The procedure will be 90-99% identical.
Keep logs!
Logs on PPD, temperature, GPU overclocking and power settings, Linux OS, driver versions,...
This so you more hard evidence of certain changes benefit the folding or not.
Believe me, after trying out a variety of settings and operating systems, numbers will blur, and a small sticky tag note with some main parameters can be a welcome reference point.
Not only learning how to use Linux, or experimenting with different flavors of Linux, but regularly NVidia will come out with new drivers.
Not all newer drivers will work better.
Current latest 430.26 drivers work slower than 418 drivers for folding.
All this can be tested before implementation on your main rig.
Another, Linux's new kernel updates, security patches, or is upgrades.
Occasionally vulnerabilities are exposed.
In my case, my main server was attacked a few days ago, since it hadn't received a kernel patch update, while my smaller unit did have a patched kernel, and on the same network, was unaffected.

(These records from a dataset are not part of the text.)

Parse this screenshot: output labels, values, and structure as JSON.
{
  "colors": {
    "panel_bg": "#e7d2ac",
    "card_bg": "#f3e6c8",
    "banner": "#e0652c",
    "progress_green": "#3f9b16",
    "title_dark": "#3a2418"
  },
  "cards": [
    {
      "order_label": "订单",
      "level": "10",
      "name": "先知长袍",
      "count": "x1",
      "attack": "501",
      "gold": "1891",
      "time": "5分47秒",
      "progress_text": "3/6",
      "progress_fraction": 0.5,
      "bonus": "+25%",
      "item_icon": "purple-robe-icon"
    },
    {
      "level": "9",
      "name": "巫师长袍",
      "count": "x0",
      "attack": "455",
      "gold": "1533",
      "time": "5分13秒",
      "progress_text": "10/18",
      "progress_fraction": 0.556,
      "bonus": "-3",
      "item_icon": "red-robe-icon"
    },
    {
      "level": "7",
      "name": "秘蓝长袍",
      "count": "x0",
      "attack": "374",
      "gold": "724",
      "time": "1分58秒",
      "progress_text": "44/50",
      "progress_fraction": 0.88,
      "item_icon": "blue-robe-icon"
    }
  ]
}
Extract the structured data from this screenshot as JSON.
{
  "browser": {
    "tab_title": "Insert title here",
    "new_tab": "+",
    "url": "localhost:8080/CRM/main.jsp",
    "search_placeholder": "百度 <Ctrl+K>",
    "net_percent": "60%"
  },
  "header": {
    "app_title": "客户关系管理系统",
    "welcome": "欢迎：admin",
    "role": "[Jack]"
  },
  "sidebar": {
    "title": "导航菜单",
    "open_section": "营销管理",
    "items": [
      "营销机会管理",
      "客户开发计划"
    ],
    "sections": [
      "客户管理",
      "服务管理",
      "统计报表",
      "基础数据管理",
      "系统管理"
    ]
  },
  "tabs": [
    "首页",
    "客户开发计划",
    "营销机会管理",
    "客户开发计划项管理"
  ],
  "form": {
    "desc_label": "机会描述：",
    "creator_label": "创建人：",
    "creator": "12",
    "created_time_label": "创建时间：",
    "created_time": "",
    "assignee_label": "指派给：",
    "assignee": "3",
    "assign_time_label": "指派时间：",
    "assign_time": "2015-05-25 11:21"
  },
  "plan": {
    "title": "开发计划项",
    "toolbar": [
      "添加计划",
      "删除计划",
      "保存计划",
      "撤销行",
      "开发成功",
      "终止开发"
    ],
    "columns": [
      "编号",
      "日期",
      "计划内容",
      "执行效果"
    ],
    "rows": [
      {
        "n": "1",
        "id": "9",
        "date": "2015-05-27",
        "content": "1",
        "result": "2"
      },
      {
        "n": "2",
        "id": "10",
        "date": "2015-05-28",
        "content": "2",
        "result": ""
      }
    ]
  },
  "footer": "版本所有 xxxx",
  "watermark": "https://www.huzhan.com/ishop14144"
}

Lastly, in case of hardware failure, and waiting for parts.
If your main server went out due to hardware failure, and you're waiting for parts, or trying to identify the problem, it's easy to just swap out your best graphics cards to the cheap alternative. While it won't give best PPD, it'll at least keep you folding in the meantime.
If you aren't too fond of Lubuntu with more of a windows 7 desktop layout, you can try Mint, which is popular and similar but less stable and a bit more bloated.
Kubuntu, which is based on the KDE interface, also a windows 7 desktop variant, is stable, but many find it looking less appealing, and is using slightly more resources.
Ubuntu or Xubuntu, which have more of a Mac Os looks,
Debian, which you will get for stability, server hardware, and performance.
Debian is a popular is amongst IT staff, but it's not as pleasing to work with, and commands vary slightly from Ubuntu variants.
Debian is the grandfather, Ubuntu and it's variants are the father, and mint is the child.
Redhat/centos is also supported. It's a lot different from Ubuntu/Debian.
Redhat would be the great uncle, centos the uncle, and Fedora the nephew.
Same extended family, but not quite the same family.
Fedora is most unstable. Since fah control needs python 2, you'll have to run fahclient headless on Fedora, which is quite a pain.
MacOs only supports CPU folding, not GPU.
Aside from that, FreeBSD and Intel's clear Linux aren't supported at this time.
Nevertheless, FreeBSD is based on Unix, which MacOs is too.
If fah CPU folding works on MacOs, it should work on Unix, and should be able to be ported over to FreeBSD .
But no GPU folding there.
Considering the fact that FreeBSD is an OS made for security, and known to lack in a lot of day to day performance tasks, and more progress and optimizations habe been done on Linux than Unix, I would stick with a Linux based, preferably Ubuntu derived variant for folding.